El no querer tener nada que ver con Emilio Butragueño pudo sellar mi desgracia en el colegio. Por suerte, estaba Jose Luis.
4 de Julio.- En el colegio me sentaba cerca de la señorita Maria José y en la mesa de al lado se sentaba mi amigo Jose Luis V.
Durante mi etapa escolar yo siempre supe que un poco diferente de mis condiscípulos (cosa que por lo general no me hacía demasiado feliz, ser raro no es fácil).
Debido a ciertos condicionamientos de los que el lector se puede hacer una idea si ha leido antentamente lo anterior y a una cierta falta de habilidades sociales, la verdad es que yo tenía la sensación de no ser muy popular entre algunos de mis compañeros. Sensación que los más brutos de ellos se encargaban de confirmarme con cierta frecuencia (sigue siendo así, solo que ahora los matones tienen más de cuarenta años). Yo era y soy una persona muy cariñosa y me gusta la gente, de manera que la situación me martirizaba bastante. De cualquier manera, mirando hacia atrás sin ira, el hecho es que en aquellos días aprendí bastante sobre el lado oscuro de la naturaleza humana y eso, a la postre, ha sido de bastante utilidad.
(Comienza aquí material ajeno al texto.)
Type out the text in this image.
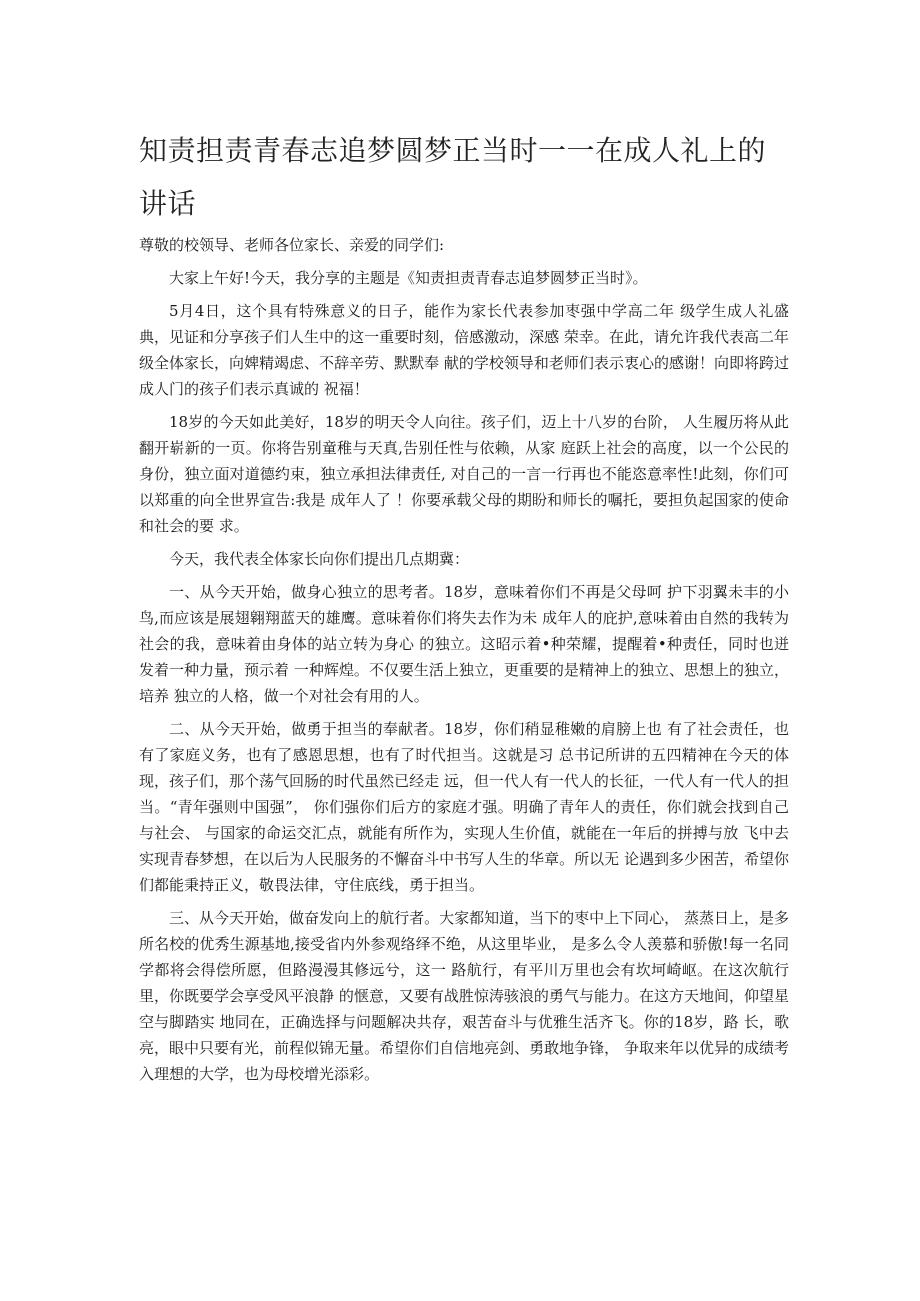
知责担责青春志追梦圆梦正当时一一在成人礼上的讲话

尊敬的校领导、老师各位家长、亲爱的同学们:

大家上午好!今天，我分享的主题是《知责担责青春志追梦圆梦正当时》。

5月4日，这个具有特殊意义的日子，能作为家长代表参加枣强中学高二年 级学生成人礼盛典，见证和分享孩子们人生中的这一重要时刻，倍感激动，深感 荣幸。在此，请允许我代表高二年级全体家长，向婢精竭虑、不辞辛劳、默默奉 献的学校领导和老师们表示衷心的感谢！向即将跨过成人门的孩子们表示真诚的 祝福！

18岁的今天如此美好，18岁的明天令人向往。孩子们，迈上十八岁的台阶， 人生履历将从此翻开崭新的一页。你将告别童稚与天真,告别任性与依赖，从家 庭跃上社会的高度，以一个公民的身份，独立面对道德约束，独立承担法律责任, 对自己的一言一行再也不能恣意率性!此刻，你们可以郑重的向全世界宣告:我是 成年人了 ！你要承载父母的期盼和师长的嘱托，要担负起国家的使命和社会的要 求。

今天，我代表全体家长向你们提出几点期冀：

一、从今天开始，做身心独立的思考者。18岁，意味着你们不再是父母呵 护下羽翼未丰的小鸟,而应该是展翅翱翔蓝天的雄鹰。意味着你们将失去作为未 成年人的庇护,意味着由自然的我转为社会的我，意味着由身体的站立转为身心 的独立。这昭示着•种荣耀，提醒着•种责任，同时也迸发着一种力量，预示着 一种辉煌。不仅要生活上独立，更重要的是精神上的独立、思想上的独立，培养 独立的人格，做一个对社会有用的人。

二、从今天开始，做勇于担当的奉献者。18岁，你们稍显稚嫩的肩膀上也 有了社会责任，也有了家庭义务，也有了感恩思想，也有了时代担当。这就是习 总书记所讲的五四精神在今天的体现，孩子们，那个荡气回肠的时代虽然已经走 远，但一代人有一代人的长征，一代人有一代人的担当。“青年强则中国强”， 你们强你们后方的家庭才强。明确了青年人的责任，你们就会找到自己与社会、 与国家的命运交汇点，就能有所作为，实现人生价值，就能在一年后的拼搏与放 飞中去实现青春梦想，在以后为人民服务的不懈奋斗中书写人生的华章。所以无 论遇到多少困苦，希望你们都能秉持正义，敬畏法律，守住底线，勇于担当。

三、从今天开始，做奋发向上的航行者。大家都知道，当下的枣中上下同心， 蒸蒸日上，是多所名校的优秀生源基地,接受省内外参观络绎不绝，从这里毕业， 是多么令人羡慕和骄傲!每一名同学都将会得偿所愿，但路漫漫其修远兮，这一 路航行，有平川万里也会有坎坷崎岖。在这次航行里，你既要学会享受风平浪静 的惬意，又要有战胜惊涛骇浪的勇气与能力。在这方天地间，仰望星空与脚踏实 地同在，正确选择与问题解决共存，艰苦奋斗与优雅生活齐飞。你的18岁，路 长，歌亮，眼中只要有光，前程似锦无量。希望你们自信地亮剑、勇敢地争锋， 争取来年以优异的成绩考入理想的大学，也为母校增光添彩。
De todas maneras el asunto tenía muy mala solución, porque hay cosas que no se pueden disimular. A los seis o siete años yo ya pronunciaba perfectamente « autodidacta » y sabía lo que significaba « luctuoso » y « desaforado » (debido sobre todo a lecturas indiscriminadas y muy poco recomendables para mi edad, que nadie estaba en posición de evitar) de forma que si mis condiscípulos para mí eran marcianos yo no lo era menos para ellos. Esto, y mi absoluta y total falta de aptitud para los deportes hicieron que mi vida social por aquella época no fuera demasiado exitosa.
Mi hermano, que es mucho más listo que yo, se salvó de este purgatorio infantil porque le gustaba el fútbol (aparte de por ser un chaval risueño y simpático), pero ya hablaré de eso en otro capítulo.
Si no me pasé la infancia solo fue por Jose Luis, hoy un santo varón. Al principio de los ochenta, un santo infante.
Nuestra amistad, sin embargo, no empezó bien.
Yo empecé a llevar gafas muy pronto (con cuatro o cinco años). Unas gafas de señor mayor, de metal, doradas (porque yo quise y porque en mi época se esperaba de los críos que fuéramos adultos en miniatura) y con unos cristales de cristal -dato importante- bastante pesados (hasta mi adolescencia no fueron los cristales orgánicos –de plástico- accesibles al gran público).
Una tarde de viernes (estábamos en la hora de trabajos manuales, que tocaba los viernes por la tarde) yo estaba distraido mirando a las musarañas (como siempre) y Jose Luis, estaba de pie haciendo sus cosas. El caso es que el pobre hizo un extraño con el brazo y me tiró las gafas al suelo. Los lentes aterrizaron en el terrazo y se hicieron añicos. Yo me eché a llorar (algo que hacía bastante por aquella época) y Jose Luis también, lo cual tuvo el efecto de que yo me tranquilizara al instante y fuese a consolarle.
La maestra (la señorita Maria José, a la que el lector ya conoce) vino a ver qué sucedía, recogió del suelo las esquirlas de cristal para que no hubiera sangre ni otras desgracias y yo un poco más ciego y Jose con los ojos colorados, nos fuimos de fin de semana.
El lunes, a las nueve y cuarto de la mañana llegó la madre de Jose Luis a la puerta del colegio. Yo estaba con la mía y con mi hermano. La mujer traía mucho apuro (hasta yo, que era un crío, me daba cuenta). Después de deshacerse en disculpas, le ofreció a mi madre pagarle las gafas.
Mi madre la tranquilizó al momento y le dijo que no pasaba nada, que lo sucedido eran cosas de niños y que las gafas, por supuesto, las pagaríamos nosotros. Jose Luis y yo nos hicimos amigos, amistad que, aunque algo lejana por las cosas de la vida, continúa hasta hoy. El verano pasado estuvo en Viena con su mujer y su hijo, que es tan inteligente como él.
Antes de terminar no me resisto a añadir algo : y es esto :
Jose Luis era algo más que inteligente. Es que era admirable. Nunca hubo escolar que tuviese la caligrafía inmaculada que Jose Luis tuvo (y supongo que tiene). Nunca hubo niño más prudente. Nunca persona más humilde ni más buena, ni más generosa, ni más recta, ni dispuesta a ayudar.
Fue una suerte conocerle en aquella época.